Organisasi Budi Utomo (1908) telah membawa fajar pencerahan bagi bangsa Indonesia. Sebuah era kebangkitan dimana penjajahan dan penjarahan yang dilakukan oleh Belanda, perlahan mendapatkan perlawanan. Masyarakat sadar betul bahwa hidup dibawah penjajahan sama halnya tak hidup.


Pada saat Dr Soetomo dan kawan-kawan mendirikan Budi Utomo pada 20 Mei 1908, tujuan utamanya adalah untuk mempercepat kemerdekaan.  Nasionalisme dibangun sedemikian rupa untuk menyatukan kekuatan bangsa yang masih tercerai berai akibat kekuasaan kolonial yang menerapkan politik  divide it impera. Pada awalnya, Budi Utomo tidak begitu seksi, tapi perlahan menimbulkan reaksi.
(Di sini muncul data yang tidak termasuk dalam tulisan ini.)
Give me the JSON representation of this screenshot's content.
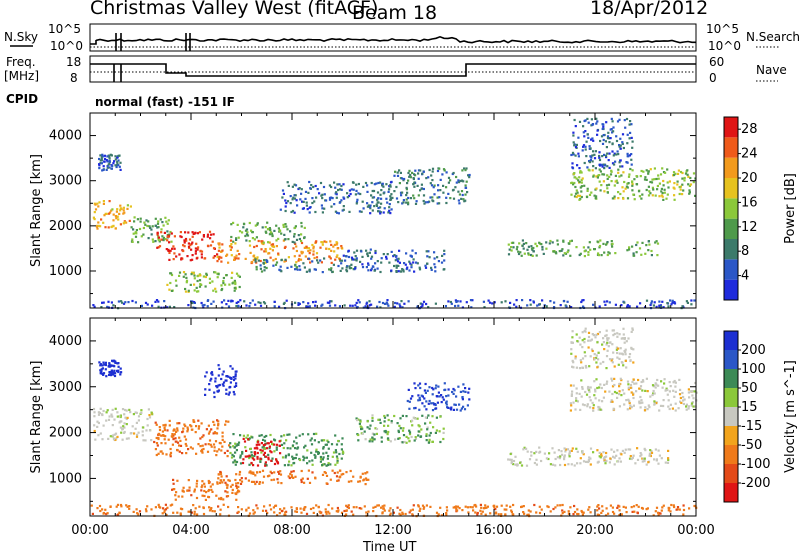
{
  "header": {
    "station": "Christmas Valley West (fitACF)",
    "beam": "Beam 18",
    "date": "18/Apr/2012"
  },
  "side_labels": {
    "nsky": "N.Sky",
    "nsearch": "N.Search",
    "freq": "Freq.",
    "freq_unit": "[MHz]",
    "nave": "Nave",
    "cpid": "CPID",
    "cpid_value": "normal (fast) -151 IF"
  },
  "strip_ticks": {
    "noise_left": [
      "10^5",
      "10^0"
    ],
    "noise_right": [
      "10^5",
      "10^0"
    ],
    "freq_left": [
      "18",
      "8"
    ],
    "nave_right": [
      "60",
      "0"
    ]
  },
  "chart_data": [
    {
      "type": "heatmap",
      "name_hint": "power",
      "xlabel": "",
      "ylabel": "Slant Range [km]",
      "x_ticks": [
        "00:00",
        "04:00",
        "08:00",
        "12:00",
        "16:00",
        "20:00",
        "00:00"
      ],
      "y_ticks": [
        1000,
        2000,
        3000,
        4000
      ],
      "x_range_hours": [
        0,
        24
      ],
      "y_range_km": [
        180,
        4500
      ],
      "colorbar": {
        "label": "Power [dB]",
        "ticks": [
          4,
          8,
          12,
          16,
          20,
          24,
          28
        ],
        "range": [
          0,
          30
        ],
        "colors": [
          "#1f2bdc",
          "#2b57c7",
          "#3c7a6a",
          "#4f9a4b",
          "#8bc83a",
          "#e6c21f",
          "#f29a1d",
          "#ef5a1a",
          "#e01515"
        ]
      },
      "regions": [
        {
          "t0": 0.1,
          "t1": 1.6,
          "r0": 1950,
          "r1": 2600,
          "level": 20
        },
        {
          "t0": 0.3,
          "t1": 1.2,
          "r0": 3250,
          "r1": 3600,
          "level": 6
        },
        {
          "t0": 1.6,
          "t1": 3.2,
          "r0": 1650,
          "r1": 2300,
          "level": 12
        },
        {
          "t0": 2.6,
          "t1": 5.0,
          "r0": 1250,
          "r1": 1900,
          "level": 28
        },
        {
          "t0": 3.0,
          "t1": 6.0,
          "r0": 550,
          "r1": 1000,
          "level": 14
        },
        {
          "t0": 5.0,
          "t1": 10.0,
          "r0": 1200,
          "r1": 1700,
          "level": 22
        },
        {
          "t0": 5.5,
          "t1": 8.5,
          "r0": 1650,
          "r1": 2100,
          "level": 12
        },
        {
          "t0": 6.5,
          "t1": 10.5,
          "r0": 1000,
          "r1": 1300,
          "level": 8
        },
        {
          "t0": 7.5,
          "t1": 12.0,
          "r0": 2300,
          "r1": 3000,
          "level": 6
        },
        {
          "t0": 12.0,
          "t1": 15.0,
          "r0": 2500,
          "r1": 3300,
          "level": 8
        },
        {
          "t0": 10.0,
          "t1": 14.0,
          "r0": 1000,
          "r1": 1500,
          "level": 6
        },
        {
          "t0": 16.5,
          "t1": 22.5,
          "r0": 1350,
          "r1": 1700,
          "level": 12
        },
        {
          "t0": 19.0,
          "t1": 24.0,
          "r0": 2600,
          "r1": 3300,
          "level": 14
        },
        {
          "t0": 19.0,
          "t1": 21.5,
          "r0": 3300,
          "r1": 4400,
          "level": 6
        },
        {
          "t0": 0.0,
          "t1": 24.0,
          "r0": 200,
          "r1": 380,
          "level": 4
        }
      ]
    },
    {
      "type": "heatmap",
      "name_hint": "velocity",
      "xlabel": "Time UT",
      "ylabel": "Slant Range [km]",
      "x_ticks": [
        "00:00",
        "04:00",
        "08:00",
        "12:00",
        "16:00",
        "20:00",
        "00:00"
      ],
      "y_ticks": [
        1000,
        2000,
        3000,
        4000
      ],
      "x_range_hours": [
        0,
        24
      ],
      "y_range_km": [
        180,
        4500
      ],
      "colorbar": {
        "label": "Velocity [m s^-1]",
        "ticks": [
          200,
          100,
          50,
          15,
          -15,
          -50,
          -100,
          -200
        ],
        "colors": [
          "#1c2fd1",
          "#2b57c7",
          "#3c8a56",
          "#8bc83a",
          "#c8c8c0",
          "#f2a41c",
          "#ef7a1a",
          "#e44a18",
          "#e01515"
        ]
      },
      "regions": [
        {
          "t0": 0.1,
          "t1": 2.5,
          "r0": 1850,
          "r1": 2550,
          "level": 0
        },
        {
          "t0": 0.3,
          "t1": 1.2,
          "r0": 3250,
          "r1": 3600,
          "level": 200
        },
        {
          "t0": 2.5,
          "t1": 5.5,
          "r0": 1500,
          "r1": 2300,
          "level": -60
        },
        {
          "t0": 3.2,
          "t1": 6.0,
          "r0": 550,
          "r1": 1000,
          "level": -60
        },
        {
          "t0": 4.5,
          "t1": 5.8,
          "r0": 2800,
          "r1": 3500,
          "level": 200
        },
        {
          "t0": 5.5,
          "t1": 10.0,
          "r0": 1300,
          "r1": 2000,
          "level": 40
        },
        {
          "t0": 6.0,
          "t1": 7.5,
          "r0": 1300,
          "r1": 1900,
          "level": -200
        },
        {
          "t0": 5.0,
          "t1": 11.0,
          "r0": 900,
          "r1": 1200,
          "level": -60
        },
        {
          "t0": 12.5,
          "t1": 15.0,
          "r0": 2500,
          "r1": 3100,
          "level": 150
        },
        {
          "t0": 10.5,
          "t1": 14.0,
          "r0": 1800,
          "r1": 2400,
          "level": 30
        },
        {
          "t0": 16.5,
          "t1": 23.0,
          "r0": 1300,
          "r1": 1700,
          "level": 0
        },
        {
          "t0": 19.0,
          "t1": 24.0,
          "r0": 2500,
          "r1": 3200,
          "level": 0
        },
        {
          "t0": 19.0,
          "t1": 21.5,
          "r0": 3400,
          "r1": 4300,
          "level": 0
        },
        {
          "t0": 0.0,
          "t1": 24.0,
          "r0": 200,
          "r1": 450,
          "level": -60
        }
      ]
    }
  ]
}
Hirah bangsa Indonesia untuk keluar dari jerat penjajahan kian tak terbendung. Mereka yang tergabung dalam Budi Utomo membentuk suatu pemahaman baru tentang kebangsaan dan nasionalisme kepada masyarakat. Lahir dari latar belakang penderitaan, penindasan dan kekejaman Belanda, bangsa Indonesia mulai bangkit dan melakukan perlawanan terhadap Belanda. Dengan waktu yang begitu lama (1908-1945), alhasil bangsa Indonesia berhasil mewujudkan cita-cita bersama, yaitu kemerdekaan.


Pada saat itu pula, Indonesia lahir menjadi sebuah Negara Baru (New Emerging Forces-Nefos) yang ingin dihargai dan sederajat dengan Negara-Negara Lama (Old Emerging Forces-Oldefos). Bangsa Indonesia mulai bisa bernapas lega, masyarakat tidak lagi merasa ketakutan dan bisa berdiri tegak dihadapan orang asing.
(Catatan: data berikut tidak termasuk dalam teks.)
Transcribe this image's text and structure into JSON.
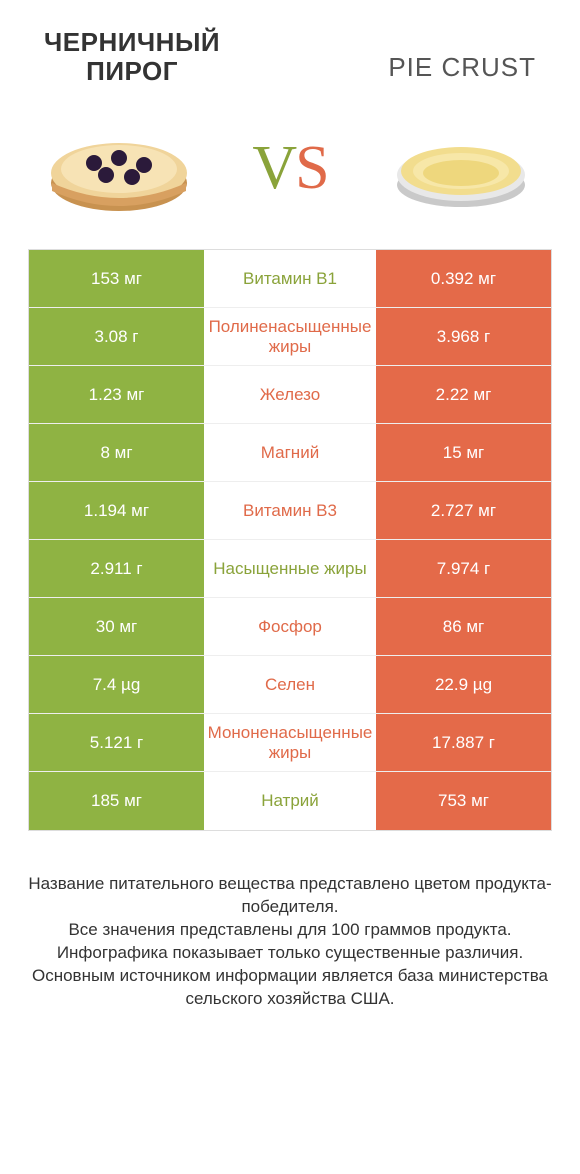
{
  "colors": {
    "left": "#8fb343",
    "right": "#e46a49",
    "leftText": "#8aa33a",
    "rightText": "#e06a49",
    "white": "#ffffff"
  },
  "header": {
    "leftTitle": "ЧЕРНИЧНЫЙ\nПИРОГ",
    "rightTitle": "PIE CRUST",
    "vsV": "V",
    "vsS": "S"
  },
  "rows": [
    {
      "left": "153 мг",
      "label": "Витамин B1",
      "right": "0.392 мг",
      "winner": "left"
    },
    {
      "left": "3.08 г",
      "label": "Полиненасыщенные жиры",
      "right": "3.968 г",
      "winner": "right"
    },
    {
      "left": "1.23 мг",
      "label": "Железо",
      "right": "2.22 мг",
      "winner": "right"
    },
    {
      "left": "8 мг",
      "label": "Магний",
      "right": "15 мг",
      "winner": "right"
    },
    {
      "left": "1.194 мг",
      "label": "Витамин B3",
      "right": "2.727 мг",
      "winner": "right"
    },
    {
      "left": "2.911 г",
      "label": "Насыщенные жиры",
      "right": "7.974 г",
      "winner": "left"
    },
    {
      "left": "30 мг",
      "label": "Фосфор",
      "right": "86 мг",
      "winner": "right"
    },
    {
      "left": "7.4 µg",
      "label": "Селен",
      "right": "22.9 µg",
      "winner": "right"
    },
    {
      "left": "5.121 г",
      "label": "Мононенасыщенные жиры",
      "right": "17.887 г",
      "winner": "right"
    },
    {
      "left": "185 мг",
      "label": "Натрий",
      "right": "753 мг",
      "winner": "left"
    }
  ],
  "footer": "Название питательного вещества представлено цветом продукта-победителя.\nВсе значения представлены для 100 граммов продукта.\nИнфографика показывает только существенные различия.\nОсновным источником информации является база министерства сельского хозяйства США."
}
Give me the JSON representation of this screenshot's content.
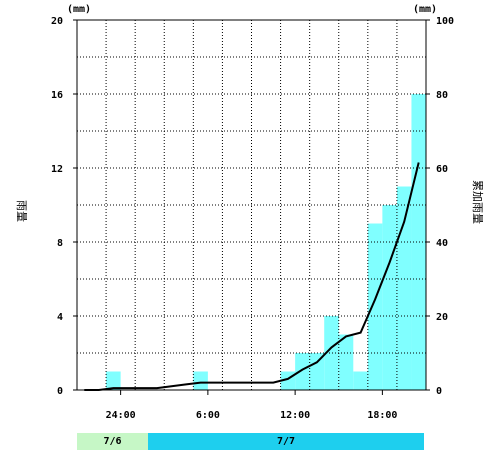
{
  "chart_data": {
    "type": "bar",
    "ylabel_left": "雨量",
    "ylabel_right": "累加雨量",
    "unit_left": "(mm)",
    "unit_right": "(mm)",
    "ylim_left": [
      0,
      20
    ],
    "ylim_right": [
      0,
      100
    ],
    "left_ticks": [
      "0",
      "4",
      "8",
      "12",
      "16",
      "20"
    ],
    "right_ticks": [
      "0",
      "20",
      "40",
      "60",
      "80",
      "100"
    ],
    "x_ticks": [
      "24:00",
      "6:00",
      "12:00",
      "18:00"
    ],
    "hourly_rain": [
      0,
      0,
      1,
      0,
      0,
      0,
      0,
      0,
      1,
      0,
      0,
      0,
      0,
      0,
      1,
      2,
      2,
      4,
      3,
      1,
      9,
      10,
      11,
      16
    ],
    "cumulative_rain": [
      0,
      0,
      0.5,
      0.5,
      0.5,
      0.5,
      1,
      1.5,
      2,
      2,
      2,
      2,
      2,
      2,
      3,
      5.5,
      7.5,
      11.5,
      14.5,
      15.5,
      24.5,
      34.5,
      45.5,
      61.5
    ],
    "bar_color": "#80ffff",
    "line_color": "#000000"
  },
  "date_band": [
    {
      "label": "7/6",
      "color": "#c6f7c6"
    },
    {
      "label": "7/7",
      "color": "#1ecfee"
    }
  ]
}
Penanda penting dari Kebangkitan Nasional ini adalah adanya cita-cita bersama, nasionalisme dan kebangsaan yang kuat antar masyarakat untuk membentuk tatanan Indonesia baru tanpa penjajahan. Hirah nasionalisme dan kebangsaan yang terpatri dalam diri bangsa Indonesia tersebut, menjadi modal awal untuk meruntuhkan berbagai bentuk kekejaman dan penindasan.


Daniel Dakidae (2001) mengatakan, nasionalisme Indonesia adalah sutau “agama baru” kaum cendekiawan Indonesia pada awal abad sampai pertengahan abad duapuluh. “Agama baru” ini dengan susah payah disebarkan oleh kaum nasionalis ke kalangan bawah. Pertanyaannya, kalau itu adalah suatu agama baru, atas dasar mana semuanya berpijak? Jawabannya yang pasti adalah bahwa suatu agama tentang kebangsaan tidak lain berpijak pada bangsa.


Ketika pijakan kebangsaan dan nasionalisme masyarakat Indonesia dahulu itu mampu mengusir Belanda, lalu bagaimana dengan nasionalisme kini? Setelah sekian lama kita menghirup udara segar kemerdekaan, tapi tetap saja negara kita masih terkungkung dengan praktik-praktik korupsi, kolusi dan nepotisme. Penjajahan tidak muncul dari luar (sebagaimana pada masa penjajahan Belanda, Jepang dan Inggris), tetapi justru muncul dari dalam sendiri.


Di kalangan elite pemerintahan, nasionalisme justru beralih fungsi menjadi keserakahan komunial elite pemerintahan. Bayangkan, uang negara dikorupsi secara berjamaah dengan dalih untuk kepentingan rakyat. Pemberantasan korupsi terhalang oleh legislasi yang dimanipulasi sedemikian rupa untuk mempersulit proses penanganannya. Ironisnya, nasionalisme dijadikan kabing hitam untuk memperkaya diri dan kepentingan kelompoknya sendiri.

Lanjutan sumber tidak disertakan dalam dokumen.